SOMMARIO. Il Saviane di ieri ripresenta il suo vocabolario ed il suo humour tetro, non più contro Fanfani, i velinari e i mezzobusti di regime, ma contro Pannella.

Finalmente il nonviolento è sceso tra i robivecchi di Porta Portese a Roma, dalle parti di Regina Coeli, ed è riuscito a violentare il regime in nome della "disubbidienza nonviolenta", facendosi arrestare insieme alle sue marionette di giro con le bustine populiste di hashish tra le mani. Meno male che la provocatoria sceneggiata di Porta Portese, conclusasi con un grottesco arresto domiciliare durato tre ore, la chiamano "disubbidienza noviolenta". Visto che di questo regime fa parte anche lui con pieno diritto dopo il suo appoggio o resa incondizionata al Polo-mistofascio fin dal marzo 1994, sarebbe come dire che è andato a provocare se stesso, oltre che il Palazzo. Sono le conquiste della teledemocrazia. Che malinconico destino. Dopo aver messo in piedi tre o quattro decenni fa, in nome della nonviolenza, un partito di coraggiosi "straccioni" dotato di una poderosa emittente, il Marco nazionale ha scatenato e vinto negli anni Settanta la campagna sul divorzio e, malgrado l'assenteismo dei comunisti, anche

quella sull'aborto.

A questo punto, sempre in nome della nonviolenza, invece di rifondare il partito con queste due vittorie, dopo aver violentato e tradito i radicali mandandoli a votare in massa per Bettino Craxi, lascia fuoriuscire dal partito Mauro Mellini, Roccella, Spadaccia, Adelaide Aglietta, Rutelli, Mattioli, Melega, Teodori; insomma i migliori, alcuni cacciati a pedate sui denti.

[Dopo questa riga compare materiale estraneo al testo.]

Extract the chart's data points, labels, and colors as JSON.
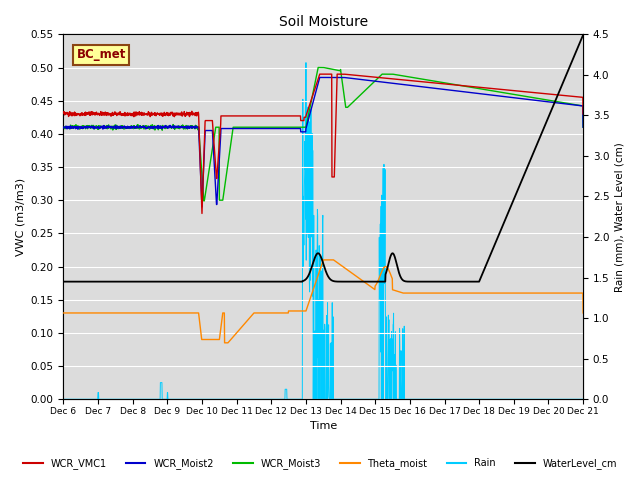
{
  "title": "Soil Moisture",
  "xlabel": "Time",
  "ylabel_left": "VWC (m3/m3)",
  "ylabel_right": "Rain (mm), Water Level (cm)",
  "ylim_left": [
    0.0,
    0.55
  ],
  "ylim_right": [
    0.0,
    4.5
  ],
  "background_color": "#dcdcdc",
  "annotation_text": "BC_met",
  "annotation_box_color": "#ffff99",
  "annotation_box_edge": "#8B4513",
  "series_colors": {
    "WCR_VMC1": "#cc0000",
    "WCR_Moist2": "#0000cc",
    "WCR_Moist3": "#00bb00",
    "Theta_moist": "#ff8800",
    "Rain": "#00ccff",
    "WaterLevel_cm": "#000000"
  },
  "tick_labels": [
    "Dec 6",
    "Dec 7",
    "Dec 8",
    "Dec 9",
    "Dec 10",
    "Dec 11",
    "Dec 12",
    "Dec 13",
    "Dec 14",
    "Dec 15",
    "Dec 16",
    "Dec 17",
    "Dec 18",
    "Dec 19",
    "Dec 20",
    "Dec 21"
  ]
}
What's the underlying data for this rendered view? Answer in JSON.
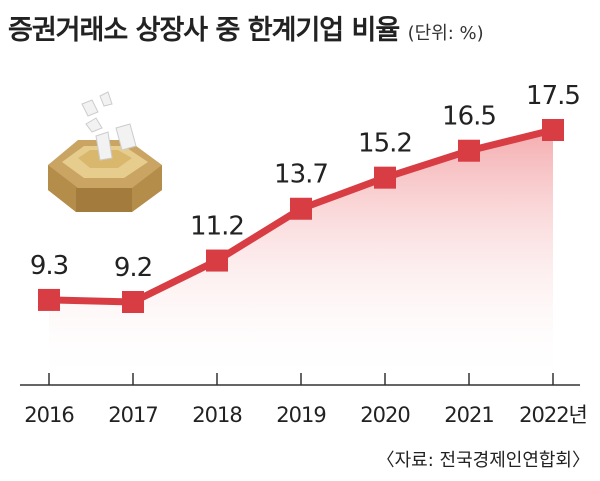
{
  "header": {
    "title": "증권거래소 상장사 중 한계기업 비율",
    "unit": "(단위: %)"
  },
  "source": "〈자료: 전국경제인연합회〉",
  "colors": {
    "line": "#d83d44",
    "fill": "#f3a3a6",
    "axis": "#333333",
    "text": "#222222"
  },
  "chart_data": {
    "type": "line",
    "categories": [
      "2016",
      "2017",
      "2018",
      "2019",
      "2020",
      "2021",
      "2022년"
    ],
    "values": [
      9.3,
      9.2,
      11.2,
      13.7,
      15.2,
      16.5,
      17.5
    ],
    "data_labels": [
      "9.3",
      "9.2",
      "11.2",
      "13.7",
      "15.2",
      "16.5",
      "17.5"
    ],
    "title": "증권거래소 상장사 중 한계기업 비율",
    "ylabel": "",
    "xlabel": "",
    "unit": "%",
    "grid": false,
    "legend": "none"
  }
}
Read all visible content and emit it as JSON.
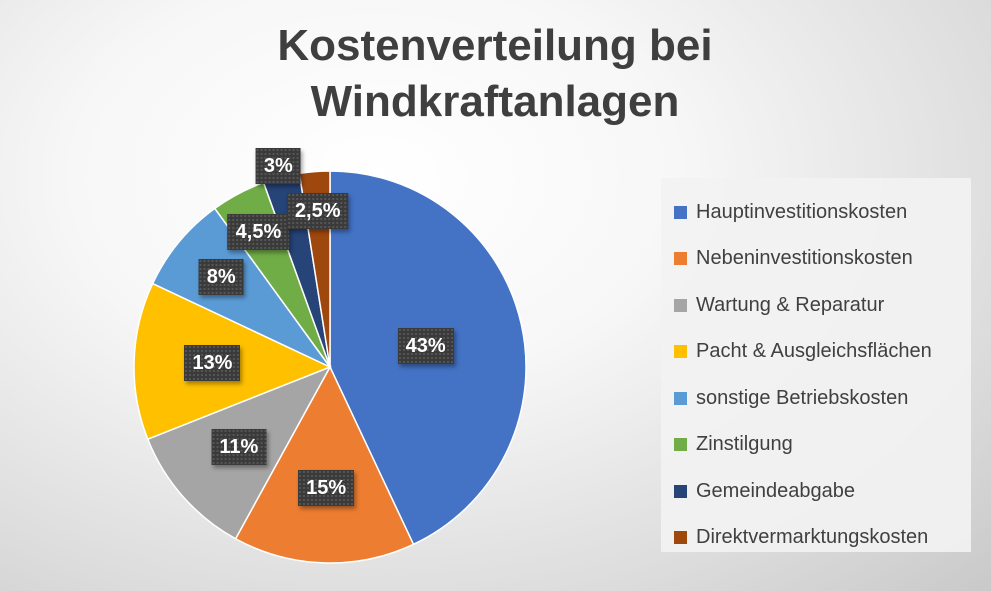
{
  "chart_data": {
    "type": "pie",
    "title": "Kostenverteilung bei Windkraftanlagen",
    "title_lines": [
      "Kostenverteilung bei",
      "Windkraftanlagen"
    ],
    "categories": [
      "Hauptinvestitionskosten",
      "Nebeninvestitionskosten",
      "Wartung & Reparatur",
      "Pacht & Ausgleichsflächen",
      "sonstige Betriebskosten",
      "Zinstilgung",
      "Gemeindeabgabe",
      "Direktvermarktungskosten"
    ],
    "values": [
      43,
      15,
      11,
      13,
      8,
      4.5,
      3,
      2.5
    ],
    "data_labels": [
      "43%",
      "15%",
      "11%",
      "13%",
      "8%",
      "4,5%",
      "3%",
      "2,5%"
    ],
    "colors": [
      "#4472C4",
      "#ED7D31",
      "#A5A5A5",
      "#FFC000",
      "#5B9BD5",
      "#70AD47",
      "#264478",
      "#9E480E"
    ],
    "legend_position": "right",
    "start_angle": "12 o'clock",
    "direction": "clockwise"
  }
}
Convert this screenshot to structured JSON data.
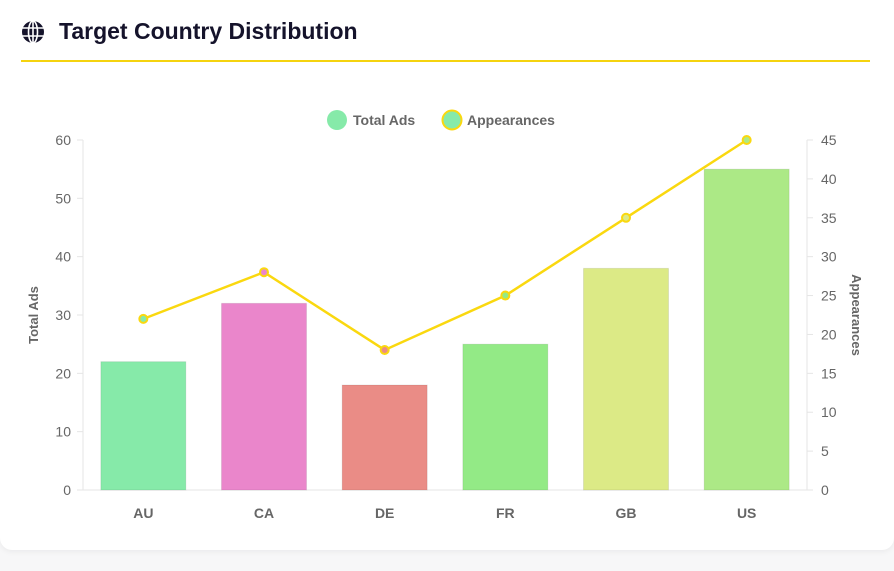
{
  "header": {
    "title": "Target Country Distribution",
    "icon": "globe-icon"
  },
  "chart_data": {
    "type": "bar",
    "categories": [
      "AU",
      "CA",
      "DE",
      "FR",
      "GB",
      "US"
    ],
    "series": [
      {
        "name": "Total Ads",
        "type": "bar",
        "axis": "left",
        "values": [
          22,
          32,
          18,
          25,
          38,
          55
        ],
        "colors": [
          "#86eaa9",
          "#ea86cb",
          "#ea8c86",
          "#93ea86",
          "#dcea86",
          "#ace986"
        ]
      },
      {
        "name": "Appearances",
        "type": "line",
        "axis": "right",
        "values": [
          22,
          28,
          18,
          25,
          35,
          45
        ],
        "color": "#fad80f"
      }
    ],
    "ylabel": "Total Ads",
    "y2label": "Appearances",
    "ylim": [
      0,
      60
    ],
    "y2lim": [
      0,
      45
    ],
    "yticks": [
      0,
      10,
      20,
      30,
      40,
      50,
      60
    ],
    "y2ticks": [
      0,
      5,
      10,
      15,
      20,
      25,
      30,
      35,
      40,
      45
    ],
    "legend": "top",
    "grid": false
  }
}
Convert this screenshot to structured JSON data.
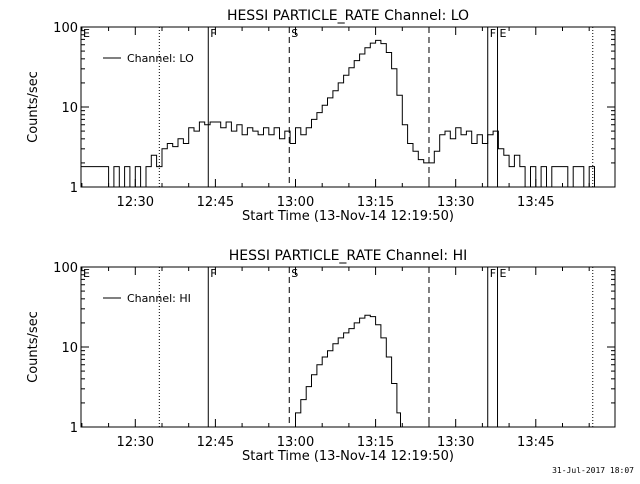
{
  "chart_data": [
    {
      "type": "line",
      "title": "HESSI PARTICLE_RATE Channel: LO",
      "xlabel": "Start Time (13-Nov-14 12:19:50)",
      "ylabel": "Counts/sec",
      "yscale": "log",
      "xlim": [
        "12:19:50",
        "13:59:50"
      ],
      "ylim": [
        1,
        100
      ],
      "x_ticks": [
        "12:30",
        "12:45",
        "13:00",
        "13:15",
        "13:30",
        "13:45"
      ],
      "y_ticks": [
        "1",
        "10",
        "100"
      ],
      "legend": {
        "label": "Channel: LO",
        "placement": "upper-left"
      },
      "markers": [
        {
          "time": "12:19:50",
          "label": "E",
          "style": "solid"
        },
        {
          "time": "12:34:30",
          "label": "",
          "style": "dotted"
        },
        {
          "time": "12:43:40",
          "label": "F",
          "style": "solid"
        },
        {
          "time": "12:58:50",
          "label": "S",
          "style": "dashed"
        },
        {
          "time": "13:25:00",
          "label": "",
          "style": "dashed"
        },
        {
          "time": "13:36:00",
          "label": "F",
          "style": "solid"
        },
        {
          "time": "13:37:50",
          "label": "E",
          "style": "solid"
        },
        {
          "time": "13:55:40",
          "label": "",
          "style": "dotted"
        }
      ],
      "series": [
        {
          "name": "Channel: LO",
          "points": [
            [
              "12:19:50",
              1.8
            ],
            [
              "12:22:00",
              1.8
            ],
            [
              "12:24:00",
              1.8
            ],
            [
              "12:25:00",
              1.0
            ],
            [
              "12:26:00",
              1.8
            ],
            [
              "12:27:00",
              1.0
            ],
            [
              "12:28:00",
              1.8
            ],
            [
              "12:29:00",
              1.0
            ],
            [
              "12:30:00",
              1.8
            ],
            [
              "12:31:00",
              1.0
            ],
            [
              "12:32:00",
              1.8
            ],
            [
              "12:33:00",
              2.5
            ],
            [
              "12:34:00",
              1.8
            ],
            [
              "12:35:00",
              3.0
            ],
            [
              "12:36:00",
              3.5
            ],
            [
              "12:37:00",
              3.2
            ],
            [
              "12:38:00",
              4.0
            ],
            [
              "12:39:00",
              3.5
            ],
            [
              "12:40:00",
              5.5
            ],
            [
              "12:41:00",
              5.0
            ],
            [
              "12:42:00",
              6.5
            ],
            [
              "12:43:00",
              6.0
            ],
            [
              "12:44:00",
              6.5
            ],
            [
              "12:45:00",
              6.5
            ],
            [
              "12:46:00",
              5.5
            ],
            [
              "12:47:00",
              6.5
            ],
            [
              "12:48:00",
              5.0
            ],
            [
              "12:49:00",
              6.0
            ],
            [
              "12:50:00",
              4.5
            ],
            [
              "12:51:00",
              5.5
            ],
            [
              "12:52:00",
              5.0
            ],
            [
              "12:53:00",
              4.5
            ],
            [
              "12:54:00",
              5.5
            ],
            [
              "12:55:00",
              4.5
            ],
            [
              "12:56:00",
              5.5
            ],
            [
              "12:57:00",
              4.0
            ],
            [
              "12:58:00",
              5.0
            ],
            [
              "12:59:00",
              3.5
            ],
            [
              "13:00:00",
              5.5
            ],
            [
              "13:01:00",
              4.5
            ],
            [
              "13:02:00",
              5.5
            ],
            [
              "13:03:00",
              7.0
            ],
            [
              "13:04:00",
              8.5
            ],
            [
              "13:05:00",
              10.5
            ],
            [
              "13:06:00",
              13.0
            ],
            [
              "13:07:00",
              16.0
            ],
            [
              "13:08:00",
              20.0
            ],
            [
              "13:09:00",
              25.0
            ],
            [
              "13:10:00",
              31.0
            ],
            [
              "13:11:00",
              38.0
            ],
            [
              "13:12:00",
              46.0
            ],
            [
              "13:13:00",
              55.0
            ],
            [
              "13:14:00",
              63.0
            ],
            [
              "13:15:00",
              68.0
            ],
            [
              "13:16:00",
              62.0
            ],
            [
              "13:17:00",
              48.0
            ],
            [
              "13:18:00",
              30.0
            ],
            [
              "13:19:00",
              14.0
            ],
            [
              "13:20:00",
              6.0
            ],
            [
              "13:21:00",
              3.5
            ],
            [
              "13:22:00",
              2.8
            ],
            [
              "13:23:00",
              2.2
            ],
            [
              "13:24:00",
              2.0
            ],
            [
              "13:25:00",
              2.0
            ],
            [
              "13:26:00",
              2.8
            ],
            [
              "13:27:00",
              4.5
            ],
            [
              "13:28:00",
              5.0
            ],
            [
              "13:29:00",
              4.0
            ],
            [
              "13:30:00",
              5.5
            ],
            [
              "13:31:00",
              4.5
            ],
            [
              "13:32:00",
              5.0
            ],
            [
              "13:33:00",
              3.5
            ],
            [
              "13:34:00",
              4.5
            ],
            [
              "13:35:00",
              3.5
            ],
            [
              "13:36:00",
              4.5
            ],
            [
              "13:37:00",
              5.0
            ],
            [
              "13:38:00",
              3.0
            ],
            [
              "13:39:00",
              2.5
            ],
            [
              "13:40:00",
              1.8
            ],
            [
              "13:41:00",
              2.5
            ],
            [
              "13:42:00",
              1.8
            ],
            [
              "13:43:00",
              1.0
            ],
            [
              "13:44:00",
              1.8
            ],
            [
              "13:45:00",
              1.0
            ],
            [
              "13:46:00",
              1.8
            ],
            [
              "13:47:00",
              1.0
            ],
            [
              "13:48:00",
              1.8
            ],
            [
              "13:50:00",
              1.8
            ],
            [
              "13:51:00",
              1.0
            ],
            [
              "13:52:00",
              1.8
            ],
            [
              "13:54:00",
              1.0
            ],
            [
              "13:55:00",
              1.8
            ],
            [
              "13:56:00",
              1.0
            ]
          ]
        }
      ]
    },
    {
      "type": "line",
      "title": "HESSI PARTICLE_RATE Channel: HI",
      "xlabel": "Start Time (13-Nov-14 12:19:50)",
      "ylabel": "Counts/sec",
      "yscale": "log",
      "xlim": [
        "12:19:50",
        "13:59:50"
      ],
      "ylim": [
        1,
        100
      ],
      "x_ticks": [
        "12:30",
        "12:45",
        "13:00",
        "13:15",
        "13:30",
        "13:45"
      ],
      "y_ticks": [
        "1",
        "10",
        "100"
      ],
      "legend": {
        "label": "Channel: HI",
        "placement": "upper-left"
      },
      "markers": [
        {
          "time": "12:19:50",
          "label": "E",
          "style": "solid"
        },
        {
          "time": "12:34:30",
          "label": "",
          "style": "dotted"
        },
        {
          "time": "12:43:40",
          "label": "F",
          "style": "solid"
        },
        {
          "time": "12:58:50",
          "label": "S",
          "style": "dashed"
        },
        {
          "time": "13:25:00",
          "label": "",
          "style": "dashed"
        },
        {
          "time": "13:36:00",
          "label": "F",
          "style": "solid"
        },
        {
          "time": "13:37:50",
          "label": "E",
          "style": "solid"
        },
        {
          "time": "13:55:40",
          "label": "",
          "style": "dotted"
        }
      ],
      "series": [
        {
          "name": "Channel: HI",
          "points": [
            [
              "12:59:00",
              1.0
            ],
            [
              "13:00:00",
              1.5
            ],
            [
              "13:01:00",
              2.2
            ],
            [
              "13:02:00",
              3.2
            ],
            [
              "13:03:00",
              4.5
            ],
            [
              "13:04:00",
              6.0
            ],
            [
              "13:05:00",
              7.5
            ],
            [
              "13:06:00",
              9.0
            ],
            [
              "13:07:00",
              11.0
            ],
            [
              "13:08:00",
              13.0
            ],
            [
              "13:09:00",
              15.0
            ],
            [
              "13:10:00",
              17.0
            ],
            [
              "13:11:00",
              20.0
            ],
            [
              "13:12:00",
              23.0
            ],
            [
              "13:13:00",
              25.0
            ],
            [
              "13:14:00",
              24.0
            ],
            [
              "13:15:00",
              19.0
            ],
            [
              "13:16:00",
              13.0
            ],
            [
              "13:17:00",
              7.5
            ],
            [
              "13:18:00",
              3.5
            ],
            [
              "13:19:00",
              1.5
            ],
            [
              "13:19:40",
              1.0
            ]
          ]
        }
      ]
    }
  ],
  "footer": {
    "timestamp": "31-Jul-2017 18:07"
  }
}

Con gli altri clarettipetacci rimastigli addosso, la "gobèta" che fa girare il mondo Emma Bonino, Topogigio Taradash, lo Stanzani jè-jè e Giovanni Negri, fonda il partito-paglietta-intercontinentale lasciandosi così scippare i referendum, suoi cavalli di battaglia, da Tiramolla Segni. Subito dopo, sempre in nome della nonviolenza, si mette a scippare pensioni via radio aprendo le osterie-club-Pannella per le vecchiette credulone che gli fanno le novene come alla madonna di Pompei e gli consegnano i loro risparmi.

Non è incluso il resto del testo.